Удавалось это немногим, ведь совершивших преступление почти всегда задерживали по горячим следам. Убийцы и насильники не имели шанса найти прибежище в общине – они просто не добирались до нее. Зато был другой контингент «клиентов» Владыки, более денежный и желанный – финансовые мошенники и проворовавшиеся чиновники. Их не обвиняли сразу – в силу специфики преступлений в отношении них велось следствие. И на время следствия их отпускали, обычно под залог, чтобы не перегружать изоляторы. И они могли спокойно озаботиться вопросом, как избежать наказания. И когда по их делу выносился вердикт, их конечность уже успевала проделать сотни километров по городам и весям, обживая своего робота-курьера.

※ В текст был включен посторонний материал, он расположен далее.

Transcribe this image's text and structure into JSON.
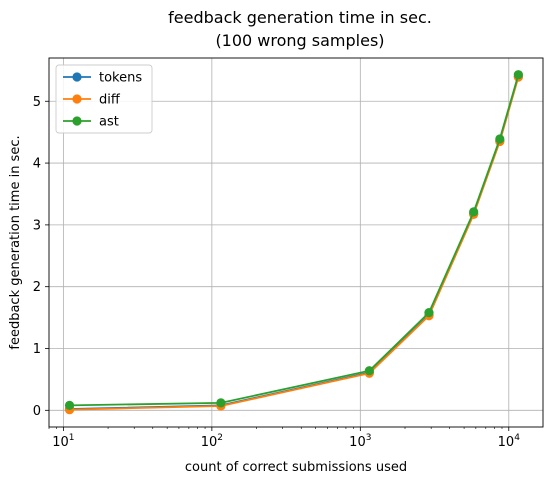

Остальным преступникам иногда, крайне редко, если поймать время между самим преступлением и объявлением их в розыск, перепадал шанс добраться до общины. У современного Родиона Раскольникова, убей он процентщицу в глухом подвале, было бы в запасе несколько часов, чтобы укрыться под рясой Владыки, пожертвовав рукой: пока приедут скорые, пока следователи изучат все записи Наблюдения, пока Каисса отследит чип героя Достоевского…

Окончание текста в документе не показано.